The North District Prosecutor's Office has accused Kender of having produced child pornography. The subject of the trial is his short story “Untitled 12,” which was published in 2014 and subsequently banned.
Kender’s short story about a pedophile featured what has been called “graphic descriptions” of the sexual abuse of children.
The prosecutor argues that paragraph 178 of the Penal Code, based on which Kender was charged, does not specify that real-life victims have to be involved, and points out that people have been found guilty for the same crime as recently as April 6, 2016.
The defense argues that Kender has been charged arbitrarily and treated unfairly, as the same text the prosecutor considered to be child pornography was distributed and published by another 47 people, among them several well-known members of Estonian society.
Kender points to other literary works to demonstrate that he is being singled out arbitrarily. Both Vladimir Nabokov’s “Lolita” as well as the Marquis de Sade’s “120 Days of Sodom” are freely available, and Nabokov has even portrayed as pleasant what Kender himself portrayed as disgusting, the defense argues.

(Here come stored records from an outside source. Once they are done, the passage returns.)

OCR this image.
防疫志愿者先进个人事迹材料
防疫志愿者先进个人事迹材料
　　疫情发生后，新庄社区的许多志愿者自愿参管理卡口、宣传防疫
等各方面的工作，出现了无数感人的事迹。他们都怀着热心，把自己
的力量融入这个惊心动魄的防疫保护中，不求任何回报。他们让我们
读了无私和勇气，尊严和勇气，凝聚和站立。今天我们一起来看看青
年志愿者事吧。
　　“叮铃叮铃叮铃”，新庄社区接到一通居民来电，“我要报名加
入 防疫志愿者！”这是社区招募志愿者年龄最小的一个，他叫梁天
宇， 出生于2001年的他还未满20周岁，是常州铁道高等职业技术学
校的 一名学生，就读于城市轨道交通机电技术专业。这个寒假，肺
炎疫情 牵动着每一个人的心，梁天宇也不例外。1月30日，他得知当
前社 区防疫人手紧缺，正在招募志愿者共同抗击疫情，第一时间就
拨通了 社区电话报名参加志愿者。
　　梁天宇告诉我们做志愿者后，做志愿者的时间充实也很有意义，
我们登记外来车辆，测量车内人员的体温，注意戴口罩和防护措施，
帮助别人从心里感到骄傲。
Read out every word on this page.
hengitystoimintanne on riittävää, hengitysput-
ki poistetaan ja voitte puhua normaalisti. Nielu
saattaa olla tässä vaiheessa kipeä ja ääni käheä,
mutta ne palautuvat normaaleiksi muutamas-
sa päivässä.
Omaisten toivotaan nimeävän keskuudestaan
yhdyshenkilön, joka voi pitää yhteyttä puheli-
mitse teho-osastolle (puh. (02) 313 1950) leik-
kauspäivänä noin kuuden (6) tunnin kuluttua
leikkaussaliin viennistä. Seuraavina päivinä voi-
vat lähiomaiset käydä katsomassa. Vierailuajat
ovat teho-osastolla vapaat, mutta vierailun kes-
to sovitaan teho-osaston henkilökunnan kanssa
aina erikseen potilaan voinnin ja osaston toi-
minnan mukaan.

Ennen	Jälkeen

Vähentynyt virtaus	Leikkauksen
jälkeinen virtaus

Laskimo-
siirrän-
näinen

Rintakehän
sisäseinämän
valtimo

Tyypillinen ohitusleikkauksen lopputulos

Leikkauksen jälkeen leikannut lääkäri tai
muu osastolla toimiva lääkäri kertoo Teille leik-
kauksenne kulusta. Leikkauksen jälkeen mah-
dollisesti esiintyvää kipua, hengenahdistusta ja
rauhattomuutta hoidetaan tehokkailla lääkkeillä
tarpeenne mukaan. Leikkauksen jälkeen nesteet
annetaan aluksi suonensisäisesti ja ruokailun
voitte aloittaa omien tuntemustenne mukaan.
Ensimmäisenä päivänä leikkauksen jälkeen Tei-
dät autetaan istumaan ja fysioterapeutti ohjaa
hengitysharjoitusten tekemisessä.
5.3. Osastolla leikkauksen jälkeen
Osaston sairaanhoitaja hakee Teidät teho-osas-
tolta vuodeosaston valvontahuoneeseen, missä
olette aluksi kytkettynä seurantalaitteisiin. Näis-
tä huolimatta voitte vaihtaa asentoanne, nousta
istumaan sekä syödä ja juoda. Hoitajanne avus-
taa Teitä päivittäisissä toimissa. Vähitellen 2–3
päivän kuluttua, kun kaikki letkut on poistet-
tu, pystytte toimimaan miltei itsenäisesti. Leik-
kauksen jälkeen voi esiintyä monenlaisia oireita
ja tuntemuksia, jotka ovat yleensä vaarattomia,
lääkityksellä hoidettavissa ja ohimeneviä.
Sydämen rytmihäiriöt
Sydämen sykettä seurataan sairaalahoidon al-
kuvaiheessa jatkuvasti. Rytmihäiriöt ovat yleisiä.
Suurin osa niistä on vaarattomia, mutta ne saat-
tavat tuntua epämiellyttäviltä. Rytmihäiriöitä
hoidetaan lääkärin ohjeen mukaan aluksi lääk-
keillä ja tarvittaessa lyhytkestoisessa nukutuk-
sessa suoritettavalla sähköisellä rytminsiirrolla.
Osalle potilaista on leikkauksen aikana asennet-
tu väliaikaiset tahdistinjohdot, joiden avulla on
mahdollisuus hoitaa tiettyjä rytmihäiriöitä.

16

The defense also argues that there is no basis for prosecution, as neither intent nor the matter of the place where the supposed crime was committed has been addressed. There is no proof that Kender intended to create child pornography, his defense argues.
Kender pleaded not guilty, and has said that he doesn’t understand in what way his work is supposed to be child pornography.
According to Estonia’s Penal Code, the manufacture of child pornography is punishable by a pecuniary punishment or up to three years' imprisonment.